Maka seyogyanyalah bagi tiap-tiap kita harus mengikuti ketetapan hati yang demikian, seperti keterangan yang telah kita terangkan di atas. Untuk sampai kita kepada hakikat perasaan Tashawwuf yang begini, di samping kita taat pada perintah-perintah Allah, menjauhkan larangan-laranganNya, dan selalu minta ampun kepada-Nya, maka jangan lupa kita berdoa seperti doa ringkas Rasūlullāh s.a.w. dalam Hadits ‘Ā’isyah atau Hadits Anas dengan segala Sanad yang bagus menurut riwayat Muslim ialah:
يَا مُقَلِّبَ الْقُلُوْبِ ثَبِّتْ قَلْبِيْ عَلَى دِيْنِكَ.
“YĀ MUQALLIB-AL-QULŪBI TSABBIT QALBĪ ‘ALĀ DĪNIKA.”
“Wahai Tuhan yang membalik-balikkan sesuatu hati makhlūq-Nya!

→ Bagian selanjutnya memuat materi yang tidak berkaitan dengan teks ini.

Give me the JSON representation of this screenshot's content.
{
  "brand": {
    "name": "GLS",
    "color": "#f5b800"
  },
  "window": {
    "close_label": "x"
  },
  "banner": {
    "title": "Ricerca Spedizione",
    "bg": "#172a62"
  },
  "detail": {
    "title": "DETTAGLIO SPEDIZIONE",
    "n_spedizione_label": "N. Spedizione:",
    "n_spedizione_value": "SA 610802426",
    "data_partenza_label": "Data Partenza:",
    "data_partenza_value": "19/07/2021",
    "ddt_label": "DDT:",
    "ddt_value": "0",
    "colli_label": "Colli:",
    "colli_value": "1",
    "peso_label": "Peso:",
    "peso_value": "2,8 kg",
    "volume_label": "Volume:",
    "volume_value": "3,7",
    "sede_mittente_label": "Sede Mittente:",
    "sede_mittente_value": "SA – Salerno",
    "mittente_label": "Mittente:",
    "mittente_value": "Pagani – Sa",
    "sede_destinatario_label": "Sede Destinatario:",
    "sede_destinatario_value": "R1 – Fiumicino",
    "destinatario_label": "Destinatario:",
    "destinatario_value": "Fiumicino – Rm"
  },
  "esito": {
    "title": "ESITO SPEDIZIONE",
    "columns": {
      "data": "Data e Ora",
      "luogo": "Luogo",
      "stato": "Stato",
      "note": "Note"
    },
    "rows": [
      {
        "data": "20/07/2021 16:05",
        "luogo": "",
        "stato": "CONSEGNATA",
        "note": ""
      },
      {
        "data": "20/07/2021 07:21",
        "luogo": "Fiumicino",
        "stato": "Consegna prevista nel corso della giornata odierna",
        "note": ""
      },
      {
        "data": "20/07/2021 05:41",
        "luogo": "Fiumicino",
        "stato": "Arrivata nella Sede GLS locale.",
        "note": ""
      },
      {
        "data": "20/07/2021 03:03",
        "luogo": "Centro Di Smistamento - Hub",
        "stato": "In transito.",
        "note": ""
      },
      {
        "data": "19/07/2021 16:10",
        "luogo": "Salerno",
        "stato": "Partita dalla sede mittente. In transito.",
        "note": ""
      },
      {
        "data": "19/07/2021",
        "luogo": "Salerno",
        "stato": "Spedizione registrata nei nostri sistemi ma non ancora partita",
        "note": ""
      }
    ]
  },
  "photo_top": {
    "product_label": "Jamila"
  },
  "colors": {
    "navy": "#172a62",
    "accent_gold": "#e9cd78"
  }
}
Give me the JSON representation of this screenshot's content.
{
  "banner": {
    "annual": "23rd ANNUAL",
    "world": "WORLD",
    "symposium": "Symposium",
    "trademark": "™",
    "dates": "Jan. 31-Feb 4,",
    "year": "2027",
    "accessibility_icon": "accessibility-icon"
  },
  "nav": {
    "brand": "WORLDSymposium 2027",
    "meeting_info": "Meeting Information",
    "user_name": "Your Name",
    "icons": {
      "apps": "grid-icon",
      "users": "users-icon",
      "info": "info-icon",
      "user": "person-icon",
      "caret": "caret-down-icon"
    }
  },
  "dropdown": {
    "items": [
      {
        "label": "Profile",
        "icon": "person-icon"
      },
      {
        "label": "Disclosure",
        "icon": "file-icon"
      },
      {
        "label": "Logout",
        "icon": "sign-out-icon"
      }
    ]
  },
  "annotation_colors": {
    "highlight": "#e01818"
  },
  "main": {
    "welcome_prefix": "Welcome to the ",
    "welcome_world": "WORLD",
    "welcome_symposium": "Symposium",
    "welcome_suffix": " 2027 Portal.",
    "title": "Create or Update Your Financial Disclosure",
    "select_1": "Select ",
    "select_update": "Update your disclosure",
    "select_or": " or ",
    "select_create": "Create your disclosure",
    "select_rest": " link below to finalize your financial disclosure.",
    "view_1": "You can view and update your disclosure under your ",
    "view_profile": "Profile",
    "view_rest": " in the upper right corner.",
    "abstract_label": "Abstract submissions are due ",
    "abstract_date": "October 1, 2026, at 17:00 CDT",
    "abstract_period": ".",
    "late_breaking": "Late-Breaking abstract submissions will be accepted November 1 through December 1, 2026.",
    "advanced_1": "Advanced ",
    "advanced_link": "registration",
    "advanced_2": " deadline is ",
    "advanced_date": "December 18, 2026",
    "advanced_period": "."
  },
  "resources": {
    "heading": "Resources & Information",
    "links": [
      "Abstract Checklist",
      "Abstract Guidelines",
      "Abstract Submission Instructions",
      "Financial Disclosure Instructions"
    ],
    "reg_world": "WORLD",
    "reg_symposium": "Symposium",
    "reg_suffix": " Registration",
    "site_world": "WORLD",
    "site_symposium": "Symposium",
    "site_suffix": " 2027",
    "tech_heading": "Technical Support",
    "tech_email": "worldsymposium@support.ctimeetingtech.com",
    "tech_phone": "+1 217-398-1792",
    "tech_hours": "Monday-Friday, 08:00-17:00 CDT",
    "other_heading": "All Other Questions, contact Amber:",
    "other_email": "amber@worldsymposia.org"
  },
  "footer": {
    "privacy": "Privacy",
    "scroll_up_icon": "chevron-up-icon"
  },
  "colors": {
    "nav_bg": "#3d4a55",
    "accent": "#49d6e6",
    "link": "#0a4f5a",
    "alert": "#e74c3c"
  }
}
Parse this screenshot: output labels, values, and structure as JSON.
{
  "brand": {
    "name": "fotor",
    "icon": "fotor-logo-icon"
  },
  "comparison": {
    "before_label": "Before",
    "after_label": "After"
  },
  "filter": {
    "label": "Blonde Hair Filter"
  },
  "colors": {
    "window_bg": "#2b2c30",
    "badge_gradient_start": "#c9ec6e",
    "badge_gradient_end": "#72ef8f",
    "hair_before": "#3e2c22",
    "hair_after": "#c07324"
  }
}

Tetapkanlah oleh Engkau Ya Allah hatiku atas agama Engkau.”
Mudah-mudahan hati kita dipimpin oleh Allah sehingga segala ‘amal ‘ibādah lahiriyyah kita sejalan dengan hati, disebabkan Taufīq dan Hidāyah-Nya. Āmīn!
Demikianlah penjelasan Kalam Hikmah Al-Imām Ibnu ‘Athā’illāh al-Iskandarī sebagai tersebut di atas.